It is worth noting that although only one pair of vias 601 and 602 is shown here, the embodiment of the present invention may also include multiple pairs of vias that are electrically connected to the source structure 400 and the seed layer 220 at the same time. The drain structure 500 and the seed layer 220 (not shown). In other embodiments, the number of vias electrically connecting the source structure 400 and the seed layer 220 may be different from the number of vias electrically connecting the source structure 500 and the seed layer 220 (not shown).

According to some embodiments of the present invention, the semiconductor structure 100 shown in FIG. 1A may include a third dielectric layer 270 formed on the second dielectric layer 260, which covers the source metal layer 403 and the drain metal layer 503, and a metal layer 280 that is electrically connected to the source metal layer 403 and the drain metal layer 503 through the third dielectric layer 270. In some embodiments, the material of the third dielectric layer 270 may be selected from the aforementioned materials used to form the first dielectric layer 250 and the second dielectric layer 260, and the material and formation method of the metal layer 280 are substantially the same as the source The polar metal layer 403 and the drain metal layer 503 are not repeated here.

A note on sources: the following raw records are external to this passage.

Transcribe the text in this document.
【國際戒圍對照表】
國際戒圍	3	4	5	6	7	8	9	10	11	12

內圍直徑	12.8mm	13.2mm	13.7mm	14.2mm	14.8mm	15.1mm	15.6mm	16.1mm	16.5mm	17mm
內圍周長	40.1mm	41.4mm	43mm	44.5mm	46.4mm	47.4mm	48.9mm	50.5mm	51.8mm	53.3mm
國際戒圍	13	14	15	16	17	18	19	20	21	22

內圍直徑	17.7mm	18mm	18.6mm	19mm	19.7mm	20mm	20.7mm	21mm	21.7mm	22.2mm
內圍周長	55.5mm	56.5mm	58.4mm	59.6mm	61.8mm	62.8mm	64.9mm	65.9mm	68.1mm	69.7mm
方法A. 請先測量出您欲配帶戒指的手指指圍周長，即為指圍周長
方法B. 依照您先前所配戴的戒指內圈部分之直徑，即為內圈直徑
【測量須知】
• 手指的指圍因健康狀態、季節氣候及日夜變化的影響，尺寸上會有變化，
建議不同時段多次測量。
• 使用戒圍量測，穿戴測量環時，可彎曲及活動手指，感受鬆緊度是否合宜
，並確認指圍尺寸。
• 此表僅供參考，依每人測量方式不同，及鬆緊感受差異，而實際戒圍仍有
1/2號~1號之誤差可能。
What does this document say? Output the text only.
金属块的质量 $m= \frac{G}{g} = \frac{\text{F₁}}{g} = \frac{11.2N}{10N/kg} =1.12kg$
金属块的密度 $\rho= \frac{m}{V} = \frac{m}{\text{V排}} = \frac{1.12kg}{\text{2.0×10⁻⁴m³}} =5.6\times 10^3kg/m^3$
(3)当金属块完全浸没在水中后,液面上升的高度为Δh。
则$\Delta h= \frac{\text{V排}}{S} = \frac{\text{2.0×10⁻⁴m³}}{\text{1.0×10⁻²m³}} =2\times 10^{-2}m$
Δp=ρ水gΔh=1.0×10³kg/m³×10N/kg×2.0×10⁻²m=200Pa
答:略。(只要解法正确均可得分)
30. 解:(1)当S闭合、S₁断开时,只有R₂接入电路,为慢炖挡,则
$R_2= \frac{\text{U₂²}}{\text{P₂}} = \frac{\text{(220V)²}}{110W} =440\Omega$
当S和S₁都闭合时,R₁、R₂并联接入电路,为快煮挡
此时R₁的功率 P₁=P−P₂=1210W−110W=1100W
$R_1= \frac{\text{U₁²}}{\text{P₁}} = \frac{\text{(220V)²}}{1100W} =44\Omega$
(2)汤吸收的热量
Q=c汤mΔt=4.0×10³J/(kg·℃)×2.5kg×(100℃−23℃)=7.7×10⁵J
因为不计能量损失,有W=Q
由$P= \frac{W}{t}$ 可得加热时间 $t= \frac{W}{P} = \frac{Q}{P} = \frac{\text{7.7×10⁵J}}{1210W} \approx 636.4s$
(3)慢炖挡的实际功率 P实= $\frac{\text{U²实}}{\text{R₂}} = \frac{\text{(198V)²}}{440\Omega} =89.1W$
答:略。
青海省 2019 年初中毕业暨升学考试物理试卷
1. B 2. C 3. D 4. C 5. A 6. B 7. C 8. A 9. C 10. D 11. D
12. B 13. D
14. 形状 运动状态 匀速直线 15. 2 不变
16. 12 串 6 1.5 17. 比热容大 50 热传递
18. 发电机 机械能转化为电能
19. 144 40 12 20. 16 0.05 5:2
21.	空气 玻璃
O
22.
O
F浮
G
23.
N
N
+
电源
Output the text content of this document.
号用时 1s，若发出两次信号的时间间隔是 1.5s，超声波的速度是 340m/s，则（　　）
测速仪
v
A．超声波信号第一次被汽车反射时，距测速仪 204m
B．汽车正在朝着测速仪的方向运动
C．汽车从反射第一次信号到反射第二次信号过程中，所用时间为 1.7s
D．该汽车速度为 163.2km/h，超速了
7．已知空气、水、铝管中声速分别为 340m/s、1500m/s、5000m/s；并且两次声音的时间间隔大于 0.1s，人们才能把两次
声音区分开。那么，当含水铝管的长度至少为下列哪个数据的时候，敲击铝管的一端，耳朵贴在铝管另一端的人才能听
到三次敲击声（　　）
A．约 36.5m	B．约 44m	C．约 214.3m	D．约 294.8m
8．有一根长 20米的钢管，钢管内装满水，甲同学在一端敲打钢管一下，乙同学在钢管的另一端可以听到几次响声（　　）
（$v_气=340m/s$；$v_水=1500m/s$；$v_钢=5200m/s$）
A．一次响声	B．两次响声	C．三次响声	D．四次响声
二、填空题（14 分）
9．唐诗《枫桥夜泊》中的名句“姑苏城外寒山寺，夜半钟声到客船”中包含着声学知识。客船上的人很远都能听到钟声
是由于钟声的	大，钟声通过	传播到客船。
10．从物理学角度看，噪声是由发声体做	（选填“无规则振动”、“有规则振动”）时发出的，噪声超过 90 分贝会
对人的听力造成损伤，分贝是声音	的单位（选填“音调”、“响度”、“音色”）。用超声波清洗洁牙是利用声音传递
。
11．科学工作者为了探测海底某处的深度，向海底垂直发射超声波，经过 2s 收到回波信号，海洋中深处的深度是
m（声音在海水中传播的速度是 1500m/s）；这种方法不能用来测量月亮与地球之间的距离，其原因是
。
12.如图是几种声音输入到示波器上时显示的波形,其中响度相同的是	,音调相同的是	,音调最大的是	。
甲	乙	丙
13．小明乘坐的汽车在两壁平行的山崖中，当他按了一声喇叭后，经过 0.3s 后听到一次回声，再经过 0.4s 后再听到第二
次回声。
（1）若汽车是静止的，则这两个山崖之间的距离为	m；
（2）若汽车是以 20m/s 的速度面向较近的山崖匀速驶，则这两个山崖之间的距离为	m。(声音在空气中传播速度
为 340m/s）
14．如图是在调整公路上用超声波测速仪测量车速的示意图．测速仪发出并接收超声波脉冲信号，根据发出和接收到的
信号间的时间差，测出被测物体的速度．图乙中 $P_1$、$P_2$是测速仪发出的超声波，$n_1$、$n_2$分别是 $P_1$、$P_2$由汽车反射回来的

It is worth noting that although the embodiment of the present invention only shows a single third dielectric layer 270 and a single metal layer 280, the embodiment of the present invention is not limited thereto. The number of film layers of the third dielectric layer 270 and the metal layer 280 can be adjusted according to product design.

According to some embodiments of the present invention, the semiconductor structure 100 shown in FIG. 1A may have various configurations in the top view, such as the semiconductor structures 100A, 100B shown in FIGS. 2A, 2B, and 2C. , And 100C. For example, the semiconductor structure 100 shown in FIG. 1A may correspond to the section AA′ shown in FIG. 2A, where the section AA′ does not pass through the opening 700 of the seed layer 220 . In other embodiments, the seed layer 220 of the semiconductor structure 100 shown in FIG. 1A may not have an opening (not shown).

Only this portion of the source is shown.